Als de Portugese zeemacht in 1648 de aanval opent op het Nederlandse slavenstation Luanda (nu Angola) wordt de kleine Jan van Angola wees. Zijn ouders zijn ofwel beide tot slaafgemaakten of een WIC-werknemer en een slaafgemaakte vrouw. De wees wordt meegenomen naar de Nederlandse kolonie Recife in Brazilië en komt bij de diaconie.
Als Recife in 1654 door de Portugezen heroverd wordt, komt de jongen met of via het echtpaar Thierens-Van den Heuvel mee naar de Republiek. Daar komt hij uiteindelijk – na betaling van 280 gulden – in het Weeshuis aan de Oude Delft terecht.

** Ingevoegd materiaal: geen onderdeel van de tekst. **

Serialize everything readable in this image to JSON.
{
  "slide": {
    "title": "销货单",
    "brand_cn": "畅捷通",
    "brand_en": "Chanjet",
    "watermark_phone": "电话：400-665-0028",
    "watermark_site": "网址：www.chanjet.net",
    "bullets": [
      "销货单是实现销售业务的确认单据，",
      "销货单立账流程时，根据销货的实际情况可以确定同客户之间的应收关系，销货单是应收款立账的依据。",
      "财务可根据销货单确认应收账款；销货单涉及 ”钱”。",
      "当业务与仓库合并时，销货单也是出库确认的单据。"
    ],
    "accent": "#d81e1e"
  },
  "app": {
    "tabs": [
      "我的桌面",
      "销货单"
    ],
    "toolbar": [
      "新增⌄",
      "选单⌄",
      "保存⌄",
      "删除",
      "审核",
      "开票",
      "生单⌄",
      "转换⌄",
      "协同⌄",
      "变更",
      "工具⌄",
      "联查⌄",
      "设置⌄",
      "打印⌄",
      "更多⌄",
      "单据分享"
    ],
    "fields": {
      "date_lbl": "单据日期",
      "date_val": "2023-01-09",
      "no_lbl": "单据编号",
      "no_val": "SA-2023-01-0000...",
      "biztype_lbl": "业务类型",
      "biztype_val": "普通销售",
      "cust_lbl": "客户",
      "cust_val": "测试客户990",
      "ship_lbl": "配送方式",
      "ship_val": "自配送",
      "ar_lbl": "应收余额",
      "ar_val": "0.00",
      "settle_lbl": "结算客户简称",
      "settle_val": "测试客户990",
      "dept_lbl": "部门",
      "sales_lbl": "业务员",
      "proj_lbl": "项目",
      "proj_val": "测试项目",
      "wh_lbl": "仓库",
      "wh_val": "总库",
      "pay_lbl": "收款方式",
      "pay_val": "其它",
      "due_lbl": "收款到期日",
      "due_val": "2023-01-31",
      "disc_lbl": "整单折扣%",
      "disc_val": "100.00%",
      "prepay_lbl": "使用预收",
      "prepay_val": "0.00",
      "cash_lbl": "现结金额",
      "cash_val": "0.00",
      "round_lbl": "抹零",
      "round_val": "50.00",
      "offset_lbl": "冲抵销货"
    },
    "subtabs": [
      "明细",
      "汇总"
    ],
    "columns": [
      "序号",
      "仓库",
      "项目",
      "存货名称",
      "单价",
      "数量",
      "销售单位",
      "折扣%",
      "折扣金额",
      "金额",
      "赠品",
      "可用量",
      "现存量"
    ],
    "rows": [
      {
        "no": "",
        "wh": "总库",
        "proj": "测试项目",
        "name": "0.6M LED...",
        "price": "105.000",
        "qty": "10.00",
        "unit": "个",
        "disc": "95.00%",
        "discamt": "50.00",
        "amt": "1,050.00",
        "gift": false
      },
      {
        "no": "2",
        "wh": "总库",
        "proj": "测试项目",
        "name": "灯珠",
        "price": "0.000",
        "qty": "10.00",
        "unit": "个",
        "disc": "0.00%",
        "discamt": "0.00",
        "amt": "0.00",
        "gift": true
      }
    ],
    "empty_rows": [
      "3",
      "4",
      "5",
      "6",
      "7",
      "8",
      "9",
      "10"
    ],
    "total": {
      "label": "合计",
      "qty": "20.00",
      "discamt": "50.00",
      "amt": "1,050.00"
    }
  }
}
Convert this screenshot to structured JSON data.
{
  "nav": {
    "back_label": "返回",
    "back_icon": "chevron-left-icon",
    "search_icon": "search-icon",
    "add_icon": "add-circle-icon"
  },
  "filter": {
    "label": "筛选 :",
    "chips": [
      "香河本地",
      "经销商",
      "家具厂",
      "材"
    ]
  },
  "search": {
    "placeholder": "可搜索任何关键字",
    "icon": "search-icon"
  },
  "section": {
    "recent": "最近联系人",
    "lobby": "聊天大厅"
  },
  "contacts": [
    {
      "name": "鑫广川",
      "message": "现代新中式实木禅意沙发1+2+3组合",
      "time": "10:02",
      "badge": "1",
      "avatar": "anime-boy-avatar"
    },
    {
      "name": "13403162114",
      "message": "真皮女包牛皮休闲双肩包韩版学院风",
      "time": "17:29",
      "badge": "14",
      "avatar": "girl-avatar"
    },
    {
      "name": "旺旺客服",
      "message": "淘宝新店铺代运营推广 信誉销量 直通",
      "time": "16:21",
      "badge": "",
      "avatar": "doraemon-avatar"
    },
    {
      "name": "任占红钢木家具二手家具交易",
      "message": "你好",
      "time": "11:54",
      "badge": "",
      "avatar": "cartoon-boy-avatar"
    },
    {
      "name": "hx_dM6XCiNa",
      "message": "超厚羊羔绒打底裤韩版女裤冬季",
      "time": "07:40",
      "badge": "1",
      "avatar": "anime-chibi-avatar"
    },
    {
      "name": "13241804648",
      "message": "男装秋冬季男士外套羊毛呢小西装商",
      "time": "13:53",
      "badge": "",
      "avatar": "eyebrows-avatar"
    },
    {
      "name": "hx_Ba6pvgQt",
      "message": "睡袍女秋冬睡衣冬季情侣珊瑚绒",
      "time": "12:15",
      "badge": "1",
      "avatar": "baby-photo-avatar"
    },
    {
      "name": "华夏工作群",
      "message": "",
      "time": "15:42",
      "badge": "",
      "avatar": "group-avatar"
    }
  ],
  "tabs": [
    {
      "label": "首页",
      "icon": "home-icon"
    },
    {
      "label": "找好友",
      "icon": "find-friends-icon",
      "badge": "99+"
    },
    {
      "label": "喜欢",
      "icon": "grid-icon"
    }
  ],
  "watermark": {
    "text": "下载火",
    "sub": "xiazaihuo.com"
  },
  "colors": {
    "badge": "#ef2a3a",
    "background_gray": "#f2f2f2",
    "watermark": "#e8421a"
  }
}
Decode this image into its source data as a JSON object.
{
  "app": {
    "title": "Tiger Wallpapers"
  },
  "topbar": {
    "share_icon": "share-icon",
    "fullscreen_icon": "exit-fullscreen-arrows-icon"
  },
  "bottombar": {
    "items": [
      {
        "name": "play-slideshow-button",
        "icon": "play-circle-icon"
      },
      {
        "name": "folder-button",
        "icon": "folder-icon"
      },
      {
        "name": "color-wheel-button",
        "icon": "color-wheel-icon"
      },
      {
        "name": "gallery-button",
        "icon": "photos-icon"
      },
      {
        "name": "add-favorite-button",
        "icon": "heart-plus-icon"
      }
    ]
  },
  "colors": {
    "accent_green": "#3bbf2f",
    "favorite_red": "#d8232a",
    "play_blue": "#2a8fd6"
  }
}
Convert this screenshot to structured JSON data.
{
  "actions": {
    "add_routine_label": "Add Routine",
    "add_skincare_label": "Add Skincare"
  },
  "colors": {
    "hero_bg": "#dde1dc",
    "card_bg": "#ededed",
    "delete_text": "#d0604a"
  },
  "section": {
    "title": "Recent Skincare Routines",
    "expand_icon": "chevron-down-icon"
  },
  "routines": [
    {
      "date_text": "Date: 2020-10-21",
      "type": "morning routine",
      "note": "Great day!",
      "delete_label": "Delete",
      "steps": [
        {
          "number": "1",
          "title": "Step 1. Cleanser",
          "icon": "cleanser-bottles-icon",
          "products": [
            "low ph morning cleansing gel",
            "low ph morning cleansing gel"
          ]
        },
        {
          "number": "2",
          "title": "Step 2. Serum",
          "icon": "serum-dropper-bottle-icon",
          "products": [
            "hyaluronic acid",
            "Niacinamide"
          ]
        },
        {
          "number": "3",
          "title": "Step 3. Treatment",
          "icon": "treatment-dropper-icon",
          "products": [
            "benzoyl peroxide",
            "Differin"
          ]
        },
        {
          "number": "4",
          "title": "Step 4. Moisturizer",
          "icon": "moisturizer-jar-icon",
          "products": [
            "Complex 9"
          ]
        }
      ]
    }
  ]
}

Na tien jaar verlaat Jan van Angola, inmiddels achttien jaar, het Weeshuis om met het schip Dordrecht voor de VOC uit te varen. De Weeshuisregenten noemen hem bij die gelegenheid ‘Jan Harmensz van Angola’. Nu is hij een ‘vrij man’ is geworden, en wordt tot die tijd dus nog niet als vrijgemaakte gezien. Hoe het hem verder vergaat, is uit de bronnen helaas niet op te maken.
Bron
- Nancy Jouwe, Gerrit Verhoeven, Ingrid van der Vlis, 2023. Rapport Slavernijverleden van Delft. Delft, juni 2023 (87 pp.) [met medewerking van Marion Claessens en Bas van der Wulp].